3. Number of Experts Used to Establish the Ground Truth for the Test Set and Their Qualifications
- Not Applicable in this context. The "ground truth" for this device's performance isn't established by expert review of medical images or data requiring clinical expertise (like radiologists for AI). Instead, the "ground truth" for the post-market user survey would be the users' direct self-reported experience and feedback, and for the bench testing, it was engineering measurements against pre-defined specifications. Health professionals might have been involved in designing the survey or interpreting aggregated results, but they were not "experts establishing ground truth" in the diagnostic AI sense.
4. Adjudication Method for the Test Set
- Not Applicable. Since the "test set" is a user survey and bench testing, there's no diagnostic decision or interpretation of complex medical data requiring an adjudication method like 2+1 or 3+1.
5. If a Multi Reader Multi Case (MRMC) Comparative Effectiveness Study was done, If so, what was the effect size of how much human readers improve with AI vs without AI assistance
- No such study was performed or is relevant. This device is a biofeedback perineometer, not an AI-powered diagnostic imaging tool that assists human readers. Therefore, an MRMC study comparing human readers with and without AI assistance is not applicable to this submission.

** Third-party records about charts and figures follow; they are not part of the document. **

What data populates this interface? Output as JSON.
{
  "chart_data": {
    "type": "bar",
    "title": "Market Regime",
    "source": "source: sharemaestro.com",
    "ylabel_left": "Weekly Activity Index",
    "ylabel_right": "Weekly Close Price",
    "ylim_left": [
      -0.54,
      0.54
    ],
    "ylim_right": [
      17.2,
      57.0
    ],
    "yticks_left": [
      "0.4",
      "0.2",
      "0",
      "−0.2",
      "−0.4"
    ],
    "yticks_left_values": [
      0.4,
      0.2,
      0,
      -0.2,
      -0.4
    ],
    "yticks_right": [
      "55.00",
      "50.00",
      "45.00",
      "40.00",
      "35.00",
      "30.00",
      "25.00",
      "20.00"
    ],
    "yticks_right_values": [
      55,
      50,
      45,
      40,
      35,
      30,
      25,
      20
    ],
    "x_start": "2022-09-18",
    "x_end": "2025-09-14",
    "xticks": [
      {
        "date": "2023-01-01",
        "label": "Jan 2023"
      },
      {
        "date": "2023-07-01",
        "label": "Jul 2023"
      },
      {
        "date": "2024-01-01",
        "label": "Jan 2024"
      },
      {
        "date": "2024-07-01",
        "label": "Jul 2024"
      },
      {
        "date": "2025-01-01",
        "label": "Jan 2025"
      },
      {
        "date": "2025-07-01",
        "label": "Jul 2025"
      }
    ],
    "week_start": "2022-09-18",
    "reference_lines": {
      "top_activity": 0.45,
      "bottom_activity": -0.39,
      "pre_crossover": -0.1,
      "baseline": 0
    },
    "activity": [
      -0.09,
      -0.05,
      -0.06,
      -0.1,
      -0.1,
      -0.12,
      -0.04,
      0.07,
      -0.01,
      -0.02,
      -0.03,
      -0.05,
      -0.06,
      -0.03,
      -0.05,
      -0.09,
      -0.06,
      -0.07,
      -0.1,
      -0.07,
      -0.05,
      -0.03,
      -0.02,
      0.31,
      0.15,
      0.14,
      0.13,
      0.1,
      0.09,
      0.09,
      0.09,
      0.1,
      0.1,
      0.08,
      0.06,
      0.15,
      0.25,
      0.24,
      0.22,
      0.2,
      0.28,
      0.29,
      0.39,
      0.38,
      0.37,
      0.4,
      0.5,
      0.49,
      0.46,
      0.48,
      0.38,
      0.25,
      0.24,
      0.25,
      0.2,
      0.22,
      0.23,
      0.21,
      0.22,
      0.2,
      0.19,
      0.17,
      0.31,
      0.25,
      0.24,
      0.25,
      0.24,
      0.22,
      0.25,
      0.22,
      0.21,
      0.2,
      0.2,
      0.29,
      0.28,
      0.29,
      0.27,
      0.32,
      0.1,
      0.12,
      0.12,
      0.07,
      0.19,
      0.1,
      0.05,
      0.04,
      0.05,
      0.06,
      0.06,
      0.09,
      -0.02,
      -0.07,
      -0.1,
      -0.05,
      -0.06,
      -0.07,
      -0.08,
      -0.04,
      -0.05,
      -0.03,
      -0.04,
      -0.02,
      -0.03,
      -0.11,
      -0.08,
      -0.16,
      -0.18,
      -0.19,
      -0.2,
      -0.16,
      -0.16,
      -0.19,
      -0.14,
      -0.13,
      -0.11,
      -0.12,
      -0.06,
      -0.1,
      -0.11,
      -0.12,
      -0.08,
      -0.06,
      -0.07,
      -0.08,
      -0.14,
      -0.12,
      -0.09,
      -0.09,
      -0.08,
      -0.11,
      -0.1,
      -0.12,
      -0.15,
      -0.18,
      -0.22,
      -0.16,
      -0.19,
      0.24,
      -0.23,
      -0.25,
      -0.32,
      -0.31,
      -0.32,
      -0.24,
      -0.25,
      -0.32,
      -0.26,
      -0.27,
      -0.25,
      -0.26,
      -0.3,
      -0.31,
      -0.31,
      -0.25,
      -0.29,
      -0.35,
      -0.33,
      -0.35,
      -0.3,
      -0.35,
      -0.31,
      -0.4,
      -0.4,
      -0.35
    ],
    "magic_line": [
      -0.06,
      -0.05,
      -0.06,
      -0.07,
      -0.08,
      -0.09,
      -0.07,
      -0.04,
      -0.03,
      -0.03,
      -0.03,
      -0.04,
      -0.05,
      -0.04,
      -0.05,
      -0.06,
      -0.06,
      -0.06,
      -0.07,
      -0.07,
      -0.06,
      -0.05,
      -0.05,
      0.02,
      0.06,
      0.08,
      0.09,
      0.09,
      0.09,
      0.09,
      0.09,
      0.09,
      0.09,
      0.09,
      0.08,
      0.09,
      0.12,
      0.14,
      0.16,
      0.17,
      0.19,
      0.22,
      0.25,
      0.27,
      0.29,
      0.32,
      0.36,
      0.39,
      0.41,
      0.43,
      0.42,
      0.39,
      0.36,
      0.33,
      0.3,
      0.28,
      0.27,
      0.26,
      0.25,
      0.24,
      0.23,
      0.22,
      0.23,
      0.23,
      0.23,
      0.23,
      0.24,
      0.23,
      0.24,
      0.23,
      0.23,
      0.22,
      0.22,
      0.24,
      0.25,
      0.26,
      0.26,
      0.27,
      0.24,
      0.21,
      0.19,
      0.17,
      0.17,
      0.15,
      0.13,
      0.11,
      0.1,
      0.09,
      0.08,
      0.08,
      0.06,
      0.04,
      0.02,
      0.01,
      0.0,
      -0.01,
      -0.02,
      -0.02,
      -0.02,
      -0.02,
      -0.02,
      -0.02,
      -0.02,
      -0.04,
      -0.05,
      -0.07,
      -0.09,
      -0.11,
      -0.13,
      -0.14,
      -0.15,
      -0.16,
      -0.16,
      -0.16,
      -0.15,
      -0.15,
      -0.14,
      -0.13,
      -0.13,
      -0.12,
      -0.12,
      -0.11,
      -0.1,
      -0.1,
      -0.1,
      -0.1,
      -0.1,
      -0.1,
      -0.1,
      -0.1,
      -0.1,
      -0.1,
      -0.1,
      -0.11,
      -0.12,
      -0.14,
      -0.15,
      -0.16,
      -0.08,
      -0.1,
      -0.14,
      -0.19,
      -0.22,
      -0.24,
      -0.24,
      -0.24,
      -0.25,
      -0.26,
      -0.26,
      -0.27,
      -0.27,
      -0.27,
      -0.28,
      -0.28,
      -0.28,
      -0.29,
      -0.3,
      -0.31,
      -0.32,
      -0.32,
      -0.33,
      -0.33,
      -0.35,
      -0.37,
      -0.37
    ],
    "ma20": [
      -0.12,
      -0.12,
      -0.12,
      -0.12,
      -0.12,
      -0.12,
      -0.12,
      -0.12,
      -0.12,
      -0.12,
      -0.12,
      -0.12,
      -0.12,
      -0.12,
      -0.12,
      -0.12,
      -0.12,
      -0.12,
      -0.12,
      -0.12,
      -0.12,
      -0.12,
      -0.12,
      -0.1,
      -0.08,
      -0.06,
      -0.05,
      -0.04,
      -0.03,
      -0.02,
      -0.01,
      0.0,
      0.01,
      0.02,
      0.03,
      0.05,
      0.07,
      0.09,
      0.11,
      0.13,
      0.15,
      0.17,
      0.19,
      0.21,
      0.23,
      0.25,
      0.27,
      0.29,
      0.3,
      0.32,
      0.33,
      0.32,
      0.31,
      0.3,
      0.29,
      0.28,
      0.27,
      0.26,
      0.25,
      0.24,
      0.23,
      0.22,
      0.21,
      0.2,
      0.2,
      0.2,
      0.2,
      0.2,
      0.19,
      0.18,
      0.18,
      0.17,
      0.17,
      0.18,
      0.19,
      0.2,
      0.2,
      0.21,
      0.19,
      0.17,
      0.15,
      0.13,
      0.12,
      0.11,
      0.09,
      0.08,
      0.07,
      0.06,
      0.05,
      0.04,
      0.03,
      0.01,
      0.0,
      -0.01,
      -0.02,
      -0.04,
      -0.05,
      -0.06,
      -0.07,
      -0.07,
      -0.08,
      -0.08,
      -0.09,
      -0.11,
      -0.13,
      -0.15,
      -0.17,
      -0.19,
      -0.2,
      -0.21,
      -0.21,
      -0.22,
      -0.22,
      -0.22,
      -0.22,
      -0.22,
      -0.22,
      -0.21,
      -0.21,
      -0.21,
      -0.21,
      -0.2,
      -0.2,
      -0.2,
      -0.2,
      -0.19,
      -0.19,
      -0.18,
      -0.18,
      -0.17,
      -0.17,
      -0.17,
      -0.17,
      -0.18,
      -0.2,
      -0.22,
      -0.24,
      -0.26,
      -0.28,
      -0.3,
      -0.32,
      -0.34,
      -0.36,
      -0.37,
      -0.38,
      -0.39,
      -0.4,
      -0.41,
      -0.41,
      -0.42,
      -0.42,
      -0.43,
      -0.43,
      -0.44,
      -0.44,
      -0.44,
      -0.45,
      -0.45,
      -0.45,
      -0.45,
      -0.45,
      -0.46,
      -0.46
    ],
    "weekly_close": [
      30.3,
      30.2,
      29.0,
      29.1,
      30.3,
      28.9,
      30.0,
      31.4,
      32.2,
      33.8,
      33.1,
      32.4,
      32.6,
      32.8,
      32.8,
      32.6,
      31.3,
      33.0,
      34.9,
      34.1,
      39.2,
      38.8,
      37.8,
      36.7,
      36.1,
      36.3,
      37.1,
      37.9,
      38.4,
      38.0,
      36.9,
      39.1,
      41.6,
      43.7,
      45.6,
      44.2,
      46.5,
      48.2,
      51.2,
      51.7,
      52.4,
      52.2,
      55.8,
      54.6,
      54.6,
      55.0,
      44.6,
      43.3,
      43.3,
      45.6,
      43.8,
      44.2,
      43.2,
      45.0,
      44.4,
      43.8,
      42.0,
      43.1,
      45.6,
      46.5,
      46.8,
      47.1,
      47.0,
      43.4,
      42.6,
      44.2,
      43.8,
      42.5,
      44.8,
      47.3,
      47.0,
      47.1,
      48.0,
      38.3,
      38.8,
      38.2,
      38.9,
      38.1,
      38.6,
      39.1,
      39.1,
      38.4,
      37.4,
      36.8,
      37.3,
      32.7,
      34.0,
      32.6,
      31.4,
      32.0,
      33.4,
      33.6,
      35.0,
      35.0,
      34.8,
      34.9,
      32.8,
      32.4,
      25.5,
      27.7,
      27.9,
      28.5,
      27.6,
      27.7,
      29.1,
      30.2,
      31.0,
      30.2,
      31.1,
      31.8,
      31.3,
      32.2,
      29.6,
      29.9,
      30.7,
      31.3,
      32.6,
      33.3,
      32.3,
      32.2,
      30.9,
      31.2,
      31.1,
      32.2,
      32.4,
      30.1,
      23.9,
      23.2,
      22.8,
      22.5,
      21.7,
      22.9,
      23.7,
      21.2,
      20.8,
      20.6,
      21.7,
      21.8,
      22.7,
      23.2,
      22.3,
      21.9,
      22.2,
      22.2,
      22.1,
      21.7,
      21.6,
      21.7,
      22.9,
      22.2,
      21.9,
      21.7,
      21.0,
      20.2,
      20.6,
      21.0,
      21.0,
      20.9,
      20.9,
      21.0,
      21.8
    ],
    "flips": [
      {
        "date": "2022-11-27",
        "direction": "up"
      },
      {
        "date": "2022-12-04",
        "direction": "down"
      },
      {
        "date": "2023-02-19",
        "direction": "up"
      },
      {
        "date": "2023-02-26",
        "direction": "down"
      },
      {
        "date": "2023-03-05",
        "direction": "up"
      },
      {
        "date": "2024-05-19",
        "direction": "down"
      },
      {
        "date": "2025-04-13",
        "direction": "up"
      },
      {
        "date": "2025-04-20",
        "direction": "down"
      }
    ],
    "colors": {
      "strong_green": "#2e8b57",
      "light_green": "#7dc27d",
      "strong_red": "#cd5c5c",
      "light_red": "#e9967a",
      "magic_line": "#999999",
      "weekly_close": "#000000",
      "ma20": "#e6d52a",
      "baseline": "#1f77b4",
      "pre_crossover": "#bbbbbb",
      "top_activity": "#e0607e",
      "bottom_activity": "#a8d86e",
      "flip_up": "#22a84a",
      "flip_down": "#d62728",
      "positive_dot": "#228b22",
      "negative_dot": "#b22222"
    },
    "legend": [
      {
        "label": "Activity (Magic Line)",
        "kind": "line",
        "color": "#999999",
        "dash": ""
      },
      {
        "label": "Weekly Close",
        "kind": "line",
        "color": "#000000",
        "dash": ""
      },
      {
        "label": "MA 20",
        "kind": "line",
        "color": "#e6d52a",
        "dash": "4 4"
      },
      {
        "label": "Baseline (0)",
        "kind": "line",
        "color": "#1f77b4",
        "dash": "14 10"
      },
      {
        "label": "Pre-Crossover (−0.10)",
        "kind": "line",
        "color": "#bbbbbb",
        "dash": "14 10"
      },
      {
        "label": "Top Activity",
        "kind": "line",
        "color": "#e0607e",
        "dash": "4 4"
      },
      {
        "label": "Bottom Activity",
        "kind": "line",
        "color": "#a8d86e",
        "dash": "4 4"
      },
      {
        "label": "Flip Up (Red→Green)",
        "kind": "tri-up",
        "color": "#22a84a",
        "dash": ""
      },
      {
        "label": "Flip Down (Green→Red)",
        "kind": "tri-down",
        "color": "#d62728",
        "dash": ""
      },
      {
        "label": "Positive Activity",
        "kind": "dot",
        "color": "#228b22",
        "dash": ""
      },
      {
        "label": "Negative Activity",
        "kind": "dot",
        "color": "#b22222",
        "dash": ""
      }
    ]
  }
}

6. If a Standalone (i.e. algorithm only without human-in-the-loop performance) was done
- Partially Applicable. The "sensor behavior test" and the overall bench testing could be considered "standalone" technical performance assessments of the device's core functionality (measuring pelvic floor muscle strength). However, the primary "performance" assessment mentioned for the OTC transition is the user survey, which inherently involves human interaction with the device. There isn't an "algorithm only" performance measured in the sense of an AI model making a diagnosis/prediction without human input.
7. The Type of Ground Truth Used
- Engineering Specifications / User Experience Data.

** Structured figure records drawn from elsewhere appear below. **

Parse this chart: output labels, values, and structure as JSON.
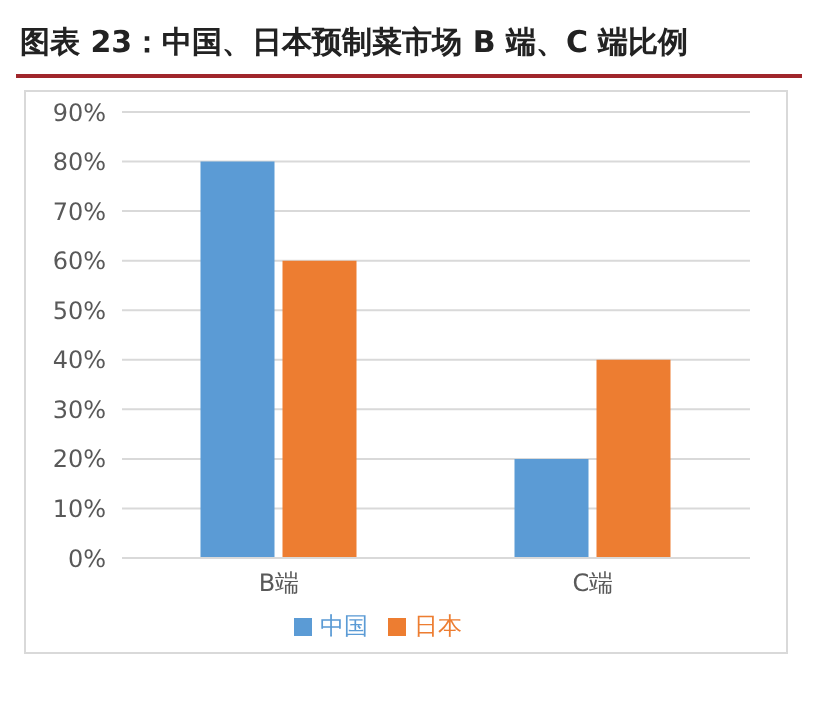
{
  "chart_data": {
    "type": "bar",
    "title": "图表 23：中国、日本预制菜市场 B 端、C 端比例",
    "categories": [
      "B端",
      "C端"
    ],
    "series": [
      {
        "name": "中国",
        "color": "#5b9bd5",
        "values": [
          80,
          20
        ]
      },
      {
        "name": "日本",
        "color": "#ed7d31",
        "values": [
          60,
          40
        ]
      }
    ],
    "ylim": [
      0,
      90
    ],
    "yticks": [
      {
        "value": 0,
        "label": "0%"
      },
      {
        "value": 10,
        "label": "10%"
      },
      {
        "value": 20,
        "label": "20%"
      },
      {
        "value": 30,
        "label": "30%"
      },
      {
        "value": 40,
        "label": "40%"
      },
      {
        "value": 50,
        "label": "50%"
      },
      {
        "value": 60,
        "label": "60%"
      },
      {
        "value": 70,
        "label": "70%"
      },
      {
        "value": 80,
        "label": "80%"
      },
      {
        "value": 90,
        "label": "90%"
      }
    ],
    "grid": "y",
    "legend": "bottom"
  }
}
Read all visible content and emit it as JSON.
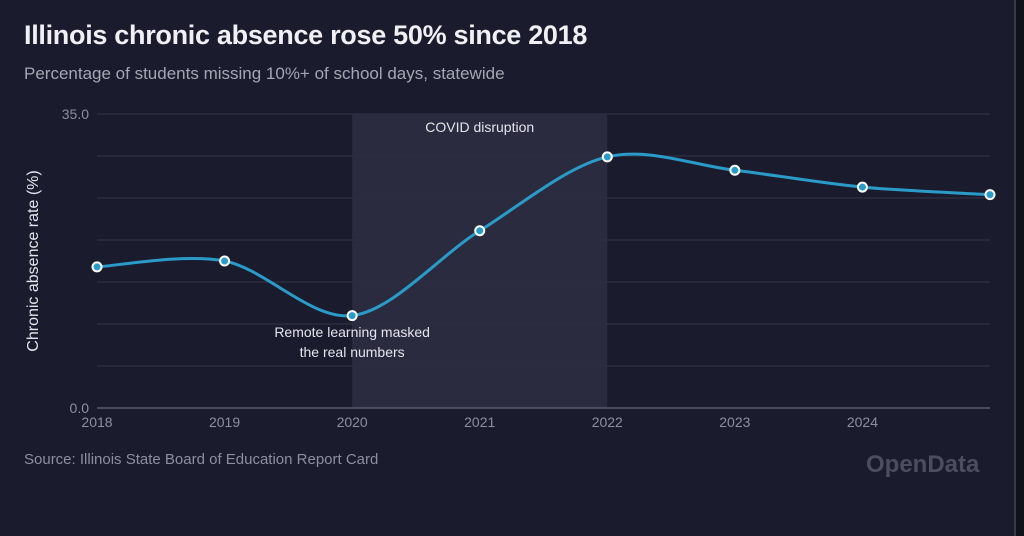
{
  "header": {
    "title": "Illinois chronic absence rose 50% since 2018",
    "subtitle": "Percentage of students missing 10%+ of school days, statewide"
  },
  "footer": {
    "source": "Source: Illinois State Board of Education Report Card",
    "brand": "OpenData"
  },
  "chart_data": {
    "type": "line",
    "x": [
      2018,
      2019,
      2020,
      2021,
      2022,
      2023,
      2024,
      2025
    ],
    "values": [
      16.8,
      17.5,
      11.0,
      21.1,
      29.9,
      28.3,
      26.3,
      25.4
    ],
    "xticks": [
      "2018",
      "2019",
      "2020",
      "2021",
      "2022",
      "2023",
      "2024"
    ],
    "yticks": [
      "0.0",
      "35.0"
    ],
    "ylabel": "Chronic absence rate (%)",
    "xlabel": "",
    "ylim": [
      0,
      35
    ],
    "xlim": [
      2018,
      2025
    ],
    "grid": true,
    "line_color": "#2a9bc8",
    "shaded_region": {
      "from": 2020,
      "to": 2022,
      "label": "COVID disruption"
    },
    "annotations": [
      {
        "x": 2020,
        "lines": [
          "Remote learning masked",
          "the real numbers"
        ]
      }
    ]
  }
}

- For bench testing: The ground truth was defined by engineering specifications and relevant industry standards (e.g., specific thresholds for drop tests, durability cycles, immersion resistance, and sensor accuracy within tolerances).
- For the user survey: The "ground truth" was derived from self-reported user feedback and experience data regarding ease of use, understanding, and safety concerns. There was no clinical outcome data (e.g., pathology or long-term therapeutic outcomes) presented to substantiate the device's efficacy, as its purpose is to aid in exercise, not diagnose a condition. The claim is for "strengthening of the pelvic floor muscles through exercise" with biofeedback, implying efficacy via adherence to exercise, not a direct treatment within the device itself.
8. The Sample Size for the Training Set
- Not applicable / Not specified for an AI model. The document describes a medical device, not an AI/ML algorithm that undergoes a training phase with a specific dataset. The device's "performance" is based on its physical and software design validation, and user experience.
9. How the Ground Truth for the Training Set Was Established
- Not applicable. As above, this is not an AI/ML algorithm with a traditional "training set." The device's design and functionality would be based on engineering principles and potentially prior clinical knowledge about pelvic floor muscle training, not a machine learning training process.